W.Va. delegate continues to support office complex plan

June 14, 2007|By DAVE McMILLION

CHARLES TOWN, W.Va. - Battle lines continue to be drawn over a controversial $250 million office complex planned next to Harpers Ferry (W.Va.) National Historical Park.

On Thursday, Del. Bob Tabb told the Jefferson County Commission he believes the idea has merit because it would boost the county's tax base and be a source of jobs in the county.

Since county voters rejected casino table games for Charles Town Races & Slots and the new jobs they could have generated, the 6,000 jobs that could be created by redeveloping the so-called Old Standard Quarry site "could fill some gaps," said Tabb, D-Jefferson.

"I think it's a step forward, and I think it will help the tax base," Tabb said. "I think we really need to look at diversifying our economy."


Some people, including park officials, believe the proposed office complex would be too close to the park, and others have expressed concerns about traffic congestion it could cause in the Millville Road area off U.S. 340 where it is proposed.

There also has been concern about being able to see the complex from the park.

Tabb tried to deflate those arguments Thursday.

In response to concerns about protecting the area's "viewshed," Tabb referred to a concrete plant and a flea market that operate in the area.

"Those weren't the most enjoyable things to look at," Tabb said.

Opponents have expressed concern about increasing traffic congestion, but Tabb said the complex could have the opposite effect.

Commuters from Maryland could end up working at the facility, meaning the morning rush hour traffic flow would be reversed to a westerly direction, Tabb said.

Commissioner Jim Surkamp quickly came to the defense of people who have opposed the project.

"We all want jobs," Surkamp said. "What we've all had to come to conclusion with, it's not in the right place."

To allow the project, the commission is considering whether to change the site's land use designation from agricultural to commercial.

The Jefferson County Planning Commission on Tuesday night decided that the project was not compatible with a comprehensive growth plan for the county. The findings of the planning commission will be sent to the commissioners to help them decide whether to rezone the property.

Commissioner Greg Corliss spoke favorably of the proposal on Thursday, and Commissioner Dale Manuel said the height of the office buildings can be negotiated if the project is allowed.

Manuel said rezoning the property also would allow for clean up of industrial waste on the property left over from the quarry operations.

"I'm listening to all of this," Manuel said.

Commissioner Rusty Morgan said he agreed with Surkamp's assessment of the situation.

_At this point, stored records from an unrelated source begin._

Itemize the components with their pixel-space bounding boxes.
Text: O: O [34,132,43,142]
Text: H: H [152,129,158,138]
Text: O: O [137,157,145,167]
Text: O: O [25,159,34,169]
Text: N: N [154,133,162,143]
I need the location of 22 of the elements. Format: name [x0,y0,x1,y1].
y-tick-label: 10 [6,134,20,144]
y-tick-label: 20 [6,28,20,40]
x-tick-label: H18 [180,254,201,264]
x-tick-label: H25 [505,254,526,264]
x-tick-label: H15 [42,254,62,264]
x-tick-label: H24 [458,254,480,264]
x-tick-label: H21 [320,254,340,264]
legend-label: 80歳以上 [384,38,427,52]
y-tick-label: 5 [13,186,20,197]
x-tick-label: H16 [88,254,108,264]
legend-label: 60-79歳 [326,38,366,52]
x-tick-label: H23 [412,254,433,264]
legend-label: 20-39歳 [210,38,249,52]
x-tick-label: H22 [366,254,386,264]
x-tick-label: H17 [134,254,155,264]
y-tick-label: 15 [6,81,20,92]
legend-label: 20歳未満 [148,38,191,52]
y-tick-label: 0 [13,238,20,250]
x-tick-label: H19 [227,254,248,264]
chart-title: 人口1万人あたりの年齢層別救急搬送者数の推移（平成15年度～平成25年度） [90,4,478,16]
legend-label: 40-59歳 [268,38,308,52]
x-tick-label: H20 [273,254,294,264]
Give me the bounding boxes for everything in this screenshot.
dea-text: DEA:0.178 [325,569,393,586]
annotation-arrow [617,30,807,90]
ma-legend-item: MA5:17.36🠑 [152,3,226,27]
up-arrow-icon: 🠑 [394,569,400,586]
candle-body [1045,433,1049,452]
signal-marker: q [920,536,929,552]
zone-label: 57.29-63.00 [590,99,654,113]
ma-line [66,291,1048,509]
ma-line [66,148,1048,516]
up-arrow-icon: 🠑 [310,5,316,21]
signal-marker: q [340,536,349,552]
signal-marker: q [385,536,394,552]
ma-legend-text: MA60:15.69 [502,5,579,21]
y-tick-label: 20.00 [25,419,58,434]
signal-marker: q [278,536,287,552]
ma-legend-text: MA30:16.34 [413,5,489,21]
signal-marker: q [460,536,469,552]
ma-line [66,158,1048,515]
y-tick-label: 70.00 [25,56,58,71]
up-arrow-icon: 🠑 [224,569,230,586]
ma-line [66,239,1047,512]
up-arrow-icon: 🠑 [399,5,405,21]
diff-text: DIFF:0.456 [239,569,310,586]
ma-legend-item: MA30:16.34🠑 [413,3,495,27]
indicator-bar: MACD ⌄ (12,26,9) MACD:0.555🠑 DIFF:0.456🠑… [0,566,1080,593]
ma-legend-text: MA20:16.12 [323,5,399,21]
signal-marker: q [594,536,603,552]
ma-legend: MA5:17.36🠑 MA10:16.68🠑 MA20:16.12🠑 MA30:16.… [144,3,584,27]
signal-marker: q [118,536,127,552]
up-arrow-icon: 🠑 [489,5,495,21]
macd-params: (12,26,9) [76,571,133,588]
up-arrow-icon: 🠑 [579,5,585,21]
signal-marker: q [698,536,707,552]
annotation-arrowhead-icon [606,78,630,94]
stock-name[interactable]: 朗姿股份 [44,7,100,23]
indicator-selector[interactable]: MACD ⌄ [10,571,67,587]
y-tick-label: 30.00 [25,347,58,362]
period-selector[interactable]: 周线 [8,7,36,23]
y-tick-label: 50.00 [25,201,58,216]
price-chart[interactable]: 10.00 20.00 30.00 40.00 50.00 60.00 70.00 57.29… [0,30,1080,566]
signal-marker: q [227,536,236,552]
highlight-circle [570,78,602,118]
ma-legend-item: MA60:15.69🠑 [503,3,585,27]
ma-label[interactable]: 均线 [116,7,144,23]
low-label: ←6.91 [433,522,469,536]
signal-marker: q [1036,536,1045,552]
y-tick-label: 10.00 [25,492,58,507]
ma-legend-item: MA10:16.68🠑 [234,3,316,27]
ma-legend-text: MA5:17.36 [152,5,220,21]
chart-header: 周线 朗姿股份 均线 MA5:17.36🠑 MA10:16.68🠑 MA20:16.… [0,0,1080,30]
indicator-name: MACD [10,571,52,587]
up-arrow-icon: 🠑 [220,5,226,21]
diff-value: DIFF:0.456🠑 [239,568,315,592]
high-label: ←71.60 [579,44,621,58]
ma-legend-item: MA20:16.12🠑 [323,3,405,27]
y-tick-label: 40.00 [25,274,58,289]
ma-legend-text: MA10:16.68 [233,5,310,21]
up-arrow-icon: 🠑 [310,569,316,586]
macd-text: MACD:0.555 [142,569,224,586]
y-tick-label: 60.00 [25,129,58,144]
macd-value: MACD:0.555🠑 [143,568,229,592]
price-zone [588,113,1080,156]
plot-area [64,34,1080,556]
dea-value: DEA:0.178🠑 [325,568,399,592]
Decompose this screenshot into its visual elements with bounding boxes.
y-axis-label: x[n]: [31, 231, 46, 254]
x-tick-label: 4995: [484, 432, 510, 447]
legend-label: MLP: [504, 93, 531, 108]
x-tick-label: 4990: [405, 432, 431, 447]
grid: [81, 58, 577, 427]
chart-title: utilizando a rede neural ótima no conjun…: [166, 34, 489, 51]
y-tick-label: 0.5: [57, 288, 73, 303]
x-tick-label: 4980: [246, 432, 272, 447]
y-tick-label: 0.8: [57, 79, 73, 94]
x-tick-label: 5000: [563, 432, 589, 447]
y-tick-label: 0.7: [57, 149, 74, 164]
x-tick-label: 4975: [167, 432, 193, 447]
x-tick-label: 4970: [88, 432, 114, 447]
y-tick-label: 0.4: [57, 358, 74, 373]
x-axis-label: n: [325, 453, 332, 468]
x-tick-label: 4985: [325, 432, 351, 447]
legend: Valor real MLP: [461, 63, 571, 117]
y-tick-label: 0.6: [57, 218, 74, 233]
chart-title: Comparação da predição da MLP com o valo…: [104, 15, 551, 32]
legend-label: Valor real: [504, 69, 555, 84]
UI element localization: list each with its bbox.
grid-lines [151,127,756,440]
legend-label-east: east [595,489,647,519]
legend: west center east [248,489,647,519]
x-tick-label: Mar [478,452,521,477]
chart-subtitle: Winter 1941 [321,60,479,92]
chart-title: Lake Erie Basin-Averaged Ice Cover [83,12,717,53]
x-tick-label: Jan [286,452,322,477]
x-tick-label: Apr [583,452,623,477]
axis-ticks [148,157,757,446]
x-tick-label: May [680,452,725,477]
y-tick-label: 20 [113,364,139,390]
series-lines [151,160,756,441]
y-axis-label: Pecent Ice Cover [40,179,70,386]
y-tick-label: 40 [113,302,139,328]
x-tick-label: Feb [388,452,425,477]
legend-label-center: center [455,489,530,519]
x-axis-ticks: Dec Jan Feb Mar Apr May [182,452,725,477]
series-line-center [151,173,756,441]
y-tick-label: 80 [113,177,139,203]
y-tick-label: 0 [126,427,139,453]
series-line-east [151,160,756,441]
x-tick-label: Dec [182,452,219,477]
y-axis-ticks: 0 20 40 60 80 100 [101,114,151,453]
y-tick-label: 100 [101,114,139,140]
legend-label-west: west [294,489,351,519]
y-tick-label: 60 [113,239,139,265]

"This is not a popular project," Morgan said.

The debate over the project has been going on for months, and first surfaced in a proposal to annex the property into the City of Charles Town. Opponents said the site was too far away from Charles Town, and the Charles Town City Council eventually rejected the annexation request.

The commissioners have been talking with their attorney, James Casimiro, about ways the design of the office complex could be controlled if it is allowed.

On Thursday, Casimiro discussed using "conditional zoning" or use of covenants to control the design.

Although the covenants would apply to anyone who owned the land, the approach is "not a recognized theory," Casimiro said.

The commission agreed Thursday to tour the Old Standard property on June 27 at 3 p.m., and possibly vote on whether to rezone it on June 28.